A decisão ocorre após relatório do Ministério Público apontar indícios de sobrepreço no acordo firmado pelo município.
Diferença de valores e irregularidades
De acordo com o levantamento, o cachê de Ana Castela em Sapezal é 27% maior do que os valores pagos em outras apresentações da artista em Mato Grosso. Perícia contábil indicou ainda que a média cobrada pela empresa que representa a cantora, a Boiadeira Music LTDA, para shows de 1h30 (mesma duração prevista para Sapezal) gira em torno de R$ 750 mil. O relatório lembrou que, em 2024, Ana Castela se apresentou em Campo Novo do Parecis, município vizinho, por R$ 750 mil. Além disso, em 2024, ela recebeu R$ 650 mil em Pedra Preta e R$ 750 mil em Sorriso.
O Ministério Público também apontou divergências na definição do cachê, ausência de justificativas técnicas e irregularidades no processo de dispensa de licitação, conduzido por pregoeira comissionada em vez de servidor efetivo, o que fere a Lei de Licitações.
Decisão da Justiça
O juiz Luiz Guilherme Carvalho Guimarães determinou que a Prefeitura apresente suas justificativas antes de decidir sobre um pedido de liminar. Após a manifestação do município, o processo voltará à análise da Vara Única de Sapezal.
Debate sobre contratações públicas
O caso se soma a outros questionamentos semelhantes envolvendo cidades pequenas e shows de música sertaneja. Neste mês, o Tribunal de Justiça de Mato Grosso já barrou a Festa do Peão em Peixoto de Azevedo, orçada em R$ 2,2 milhões, com shows de Zezé Di Camargo e Naiara Azevedo, por incompatibilidade entre os gastos e o déficit orçamentário municipal.

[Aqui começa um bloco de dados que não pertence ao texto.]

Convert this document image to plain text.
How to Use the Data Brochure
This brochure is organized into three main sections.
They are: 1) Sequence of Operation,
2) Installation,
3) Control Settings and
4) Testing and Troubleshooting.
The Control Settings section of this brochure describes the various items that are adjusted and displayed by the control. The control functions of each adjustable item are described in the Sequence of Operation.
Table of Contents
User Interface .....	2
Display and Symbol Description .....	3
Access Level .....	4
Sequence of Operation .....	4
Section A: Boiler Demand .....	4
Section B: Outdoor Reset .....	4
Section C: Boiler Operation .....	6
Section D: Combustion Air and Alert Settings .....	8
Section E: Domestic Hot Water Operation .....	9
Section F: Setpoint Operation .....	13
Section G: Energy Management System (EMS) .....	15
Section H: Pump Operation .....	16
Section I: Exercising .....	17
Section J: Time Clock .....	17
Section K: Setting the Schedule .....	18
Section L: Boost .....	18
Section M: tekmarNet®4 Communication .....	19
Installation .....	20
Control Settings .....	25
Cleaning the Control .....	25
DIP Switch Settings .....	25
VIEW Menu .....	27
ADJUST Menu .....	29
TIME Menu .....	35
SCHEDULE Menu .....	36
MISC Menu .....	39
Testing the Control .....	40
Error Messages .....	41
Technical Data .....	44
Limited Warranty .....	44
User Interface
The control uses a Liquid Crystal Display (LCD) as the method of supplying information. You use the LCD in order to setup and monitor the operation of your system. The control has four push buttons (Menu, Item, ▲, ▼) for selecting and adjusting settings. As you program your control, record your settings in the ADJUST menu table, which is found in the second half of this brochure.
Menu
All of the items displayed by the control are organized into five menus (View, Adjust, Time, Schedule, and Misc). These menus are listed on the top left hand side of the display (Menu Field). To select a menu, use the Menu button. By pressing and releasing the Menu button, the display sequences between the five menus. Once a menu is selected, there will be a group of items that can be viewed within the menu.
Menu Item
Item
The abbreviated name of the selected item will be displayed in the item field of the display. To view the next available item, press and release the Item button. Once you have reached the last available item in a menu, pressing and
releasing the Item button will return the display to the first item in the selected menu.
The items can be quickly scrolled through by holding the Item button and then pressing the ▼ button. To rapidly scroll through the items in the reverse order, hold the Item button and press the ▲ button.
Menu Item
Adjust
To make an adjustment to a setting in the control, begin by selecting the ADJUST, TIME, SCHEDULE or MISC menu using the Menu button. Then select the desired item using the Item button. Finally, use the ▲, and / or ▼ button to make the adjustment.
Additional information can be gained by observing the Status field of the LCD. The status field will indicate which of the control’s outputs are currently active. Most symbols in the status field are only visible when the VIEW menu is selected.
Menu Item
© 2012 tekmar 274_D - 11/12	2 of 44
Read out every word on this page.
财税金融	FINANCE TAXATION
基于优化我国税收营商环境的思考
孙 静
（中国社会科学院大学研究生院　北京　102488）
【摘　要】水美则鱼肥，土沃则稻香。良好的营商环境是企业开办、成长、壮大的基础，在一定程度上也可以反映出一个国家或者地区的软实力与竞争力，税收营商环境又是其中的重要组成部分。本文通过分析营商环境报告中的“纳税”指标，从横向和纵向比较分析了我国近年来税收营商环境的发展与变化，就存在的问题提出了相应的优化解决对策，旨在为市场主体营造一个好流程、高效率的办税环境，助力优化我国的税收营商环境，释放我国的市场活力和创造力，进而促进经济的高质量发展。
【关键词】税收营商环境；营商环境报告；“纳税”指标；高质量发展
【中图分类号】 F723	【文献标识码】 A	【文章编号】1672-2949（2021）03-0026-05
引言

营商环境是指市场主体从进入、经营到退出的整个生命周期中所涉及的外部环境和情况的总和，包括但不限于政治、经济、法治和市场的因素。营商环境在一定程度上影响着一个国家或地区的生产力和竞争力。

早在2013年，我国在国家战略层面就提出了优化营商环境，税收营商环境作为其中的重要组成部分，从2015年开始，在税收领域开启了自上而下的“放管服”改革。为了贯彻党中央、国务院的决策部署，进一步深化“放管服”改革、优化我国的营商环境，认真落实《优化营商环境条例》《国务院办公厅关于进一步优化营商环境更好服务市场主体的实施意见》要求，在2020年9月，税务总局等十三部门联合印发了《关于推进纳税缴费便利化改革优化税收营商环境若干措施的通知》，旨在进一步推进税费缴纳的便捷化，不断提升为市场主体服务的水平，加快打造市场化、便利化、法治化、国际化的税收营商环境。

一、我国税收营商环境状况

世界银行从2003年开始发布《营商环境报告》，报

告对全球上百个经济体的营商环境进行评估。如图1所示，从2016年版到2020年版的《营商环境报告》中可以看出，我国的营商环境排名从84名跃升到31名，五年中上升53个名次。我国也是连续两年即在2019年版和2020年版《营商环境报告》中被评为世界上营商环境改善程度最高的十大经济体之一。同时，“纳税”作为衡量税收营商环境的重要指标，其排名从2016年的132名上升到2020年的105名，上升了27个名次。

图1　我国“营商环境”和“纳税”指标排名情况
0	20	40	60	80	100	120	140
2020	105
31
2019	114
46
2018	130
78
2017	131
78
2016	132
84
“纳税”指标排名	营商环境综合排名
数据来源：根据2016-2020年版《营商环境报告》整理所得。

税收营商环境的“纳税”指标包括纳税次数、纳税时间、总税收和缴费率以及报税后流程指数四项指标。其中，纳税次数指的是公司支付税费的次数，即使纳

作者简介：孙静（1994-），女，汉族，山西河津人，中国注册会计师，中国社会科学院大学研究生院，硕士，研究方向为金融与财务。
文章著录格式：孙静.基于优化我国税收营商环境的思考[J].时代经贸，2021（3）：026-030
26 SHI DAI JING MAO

Atuação do MP começou após “efeito tororó” de Anitta
A atuação do Ministério Público sobre contratos de shows sertanejos ganhou força após um episódio envolvendo Zé Neto, da dupla com Cristiano, em 2022. Durante apresentação, o cantor fez críticas à cantora Anitta, afirmando que “não precisa fazer tatuagem no ‘toba’ para mostrar se está bem ou não” e reforçou uma narrativa de extrema direita contra a chamada “mamata da Lei Rouanet”. “Nós somos artistas que não dependemos de Lei Rouanet. Nosso cachê quem paga é o povo. […] A gente não precisa fazer tatuagem no ‘toba’ para mostrar se a gente está bem ou não. A gente simplesmente vem aqui e canta, e o Brasil inteiro canta com a gente”, disse o sertanejo.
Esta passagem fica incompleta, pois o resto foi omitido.